Going one Byte higher produces an error:

[user@host ~]# ping -s 1477 -M do -c 4 perfsonar02.cmsaf.mit.edu
PING perfsonar02.cmsaf.MIT.edu (18.12.1.172) 1477(1505) bytes of data.

--- perfsonar02.cmsaf.MIT.edu ping statistics ---
4 packets transmitted, 0 received, 100% packet loss, time 12999ms

From this data we can tell that even though the host is set to 9000, we cannot get 9000 byte packets end to end.  Finally, we can look at live BWCTL test, to see what the actual behavior of the link happens to be. 

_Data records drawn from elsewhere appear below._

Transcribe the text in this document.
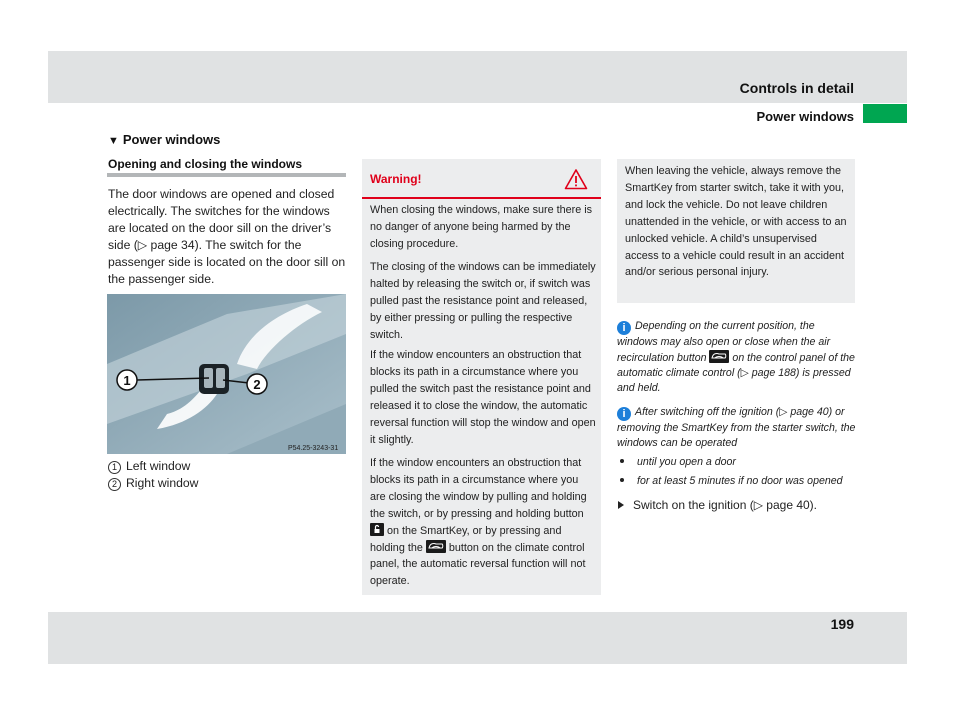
Controls in detail
Power windows
▼ Power windows
Opening and closing the windows

The door windows are opened and closed electrically. The switches for the windows are located on the door sill on the driver’s side (▷ page 34). The switch for the passenger side is located on the door sill on the passenger side.

1	2
P54.25-3243-31
1 Left window
2 Right window
Warning!

When closing the windows, make sure there is no danger of anyone being harmed by the closing procedure.

The closing of the windows can be immediately halted by releasing the switch or, if switch was pulled past the resistance point and released, by either pressing or pulling the respective switch.

If the window encounters an obstruction that blocks its path in a circumstance where you pulled the switch past the resistance point and released it to close the window, the automatic reversal function will stop the window and open it slightly.

If the window encounters an obstruction that blocks its path in a circumstance where you are closing the window by pulling and holding the switch, or by pressing and holding button  on the SmartKey, or by pressing and holding the button on the climate control panel, the automatic reversal function will not operate.

When leaving the vehicle, always remove the SmartKey from starter switch, take it with you, and lock the vehicle. Do not leave children unattended in the vehicle, or with access to an unlocked vehicle. A child’s unsupervised access to a vehicle could result in an accident and/or serious personal injury.

i Depending on the current position, the windows may also open or close when the air recirculation button on the control panel of the automatic climate control (▷ page 188) is pressed and held.

i After switching off the ignition (▷ page 40) or removing the SmartKey from the starter switch, the windows can be operated

until you open a door
for at least 5 minutes if no door was opened
Switch on the ignition (▷ page 40).
199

[user@host ~]# bwctl -f m -T iperf3 -t 10 -i 1 -s perfsonar02.cmsaf.mit.edu
bwctl: Using tool: iperf3
bwctl: 63 seconds until test results available

SENDER START
Connecting to host 198.124.80.193, port 5662
[ 15] local 18.12.1.172 port 44329 connected to 198.124.80.193 port 5662
[ ID] Interval           Transfer     Bandwidth       Retr  Cwnd
[ 15]   0.00-1.00   sec  87.4 KBytes  0.72 Mbits/sec    2   26.2 KBytes       
[ 15]   1.00-2.00   sec  0.00 Bytes  0.00 Mbits/sec    1   26.2 KBytes       
[ 15]   2.00-3.00   sec  0.00 Bytes  0.00 Mbits/sec    0   26.2 KBytes       
[ 15]   3.00-4.00   sec  0.00 Bytes  0.00 Mbits/sec    1   26.2 KBytes       
[ 15]   4.00-5.00   sec  0.00 Bytes  0.00 Mbits/sec    0   26.2 KBytes       
[ 15]   5.00-6.00   sec  0.00 Bytes  0.00 Mbits/sec    0   26.2 KBytes       
[ 15]   6.00-7.00   sec  0.00 Bytes  0.00 Mbits/sec    1   26.2 KBytes       
[ 15]   7.00-8.00   sec  0.00 Bytes  0.00 Mbits/sec    0   26.2 KBytes       
[ 15]   8.00-9.00   sec  0.00 Bytes  0.00 Mbits/sec    0   26.2 KBytes       
[ 15]   9.00-10.00  sec  0.00 Bytes  0.00 Mbits/sec    0   26.2 KBytes       
- - - - - - - - - - - - - - - - - - - - - - - - -
[ ID] Interval           Transfer     Bandwidth       Retr
[ 15]   0.00-10.00  sec  87.4 KBytes  0.07 Mbits/sec    5             sender
[ 15]   0.00-10.00  sec  0.00 Bytes  0.00 Mbits/sec                  receiver

iperf Done.

SENDER END

This is a very common pattern when the MTU is broken:

  • Several packets get through in the start as negotiation begins for the connection
  • Since both sides think they are using 9000 bytes frames (e.g. if both hosts are configured for 9000, but there is a back hole in the middle) that is the size that will be used
  • As the transfer starts, the packets are blocked by the lack of MTU support somewhere in the middle
  • The result is always a very low number, and 87.4KB is very common (the number of packets that try to make it through durring negotiaton

In general, be careful with your MTU settings and always debug using the tools above to find problems.